Couplet “And the Smoke of the Incence” and “Cathedral Doze” drift by lazily as we become lulled into sleep, the soft murmuring of the storyteller lowering us gently into rest. Diffuse and radiative swells of drone hum from the thrown light of the projector in “Smoke of the Incence”, passing into pastoral scenes as church bells ring and little birds sing. It’s followed by even further indistinction, irreverent sleep overcoming tired souls in the sacrosanct space of the quiet church, all soft rustling and echoic space.

This descent into delta waves makes the mind alive, the stories come to life inside our own head. They take on a darkness with new depth, a fresh melancholia as the tales manifest themselves.
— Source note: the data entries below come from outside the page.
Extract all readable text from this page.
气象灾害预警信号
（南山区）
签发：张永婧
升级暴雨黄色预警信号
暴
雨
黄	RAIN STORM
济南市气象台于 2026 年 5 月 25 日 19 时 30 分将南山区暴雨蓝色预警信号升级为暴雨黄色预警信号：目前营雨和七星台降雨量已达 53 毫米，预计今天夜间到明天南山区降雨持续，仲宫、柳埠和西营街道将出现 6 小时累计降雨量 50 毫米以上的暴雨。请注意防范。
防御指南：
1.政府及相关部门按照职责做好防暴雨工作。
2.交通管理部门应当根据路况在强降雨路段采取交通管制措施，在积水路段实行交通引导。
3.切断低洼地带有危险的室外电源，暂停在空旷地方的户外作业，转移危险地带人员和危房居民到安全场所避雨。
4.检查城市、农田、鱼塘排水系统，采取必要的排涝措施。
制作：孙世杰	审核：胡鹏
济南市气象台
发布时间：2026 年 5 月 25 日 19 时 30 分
Penultimate “A Mesultane’s Flight” hums in grey and resolute drones, the vocals that swirl ethereally through dour and almost pained in expression. They orbit a void and the piece slowly sinks, petering out into a hushed silence and pregnant pause that underscore its miserable, visceral end.

And then “Beware Koschei’s Visit” closes, its comparatively long run time affording an elongate experience within the bleak. Its foundations ring deep and resonant, like sepulchral breaths from a catacomb or out of the miserable dungeon from which Koschei comes. His release creates a tension in the storied energy here, fear settling within in gathering waves; laboured breathing and brooding chants appear like a death sentence, a skeletal rattle of hissing air menacing the soul. Female sobbing cements the torment of this dark piece before it slides off into nothingness, the tale’s spookiness evaporating into the vapour it came from, as thin and nonsubstantive as the gas that carried it.

None of these characters or worlds are real, though their inspirations may well have been, now distorted by the lens of time and the influence of generations of oral history. Despite that they carry a weight, an unsettling sense of reality to them, a hovering “what-if?”. There must be a reason these stories have withstood the test of time; perhaps that is just the power of a good story.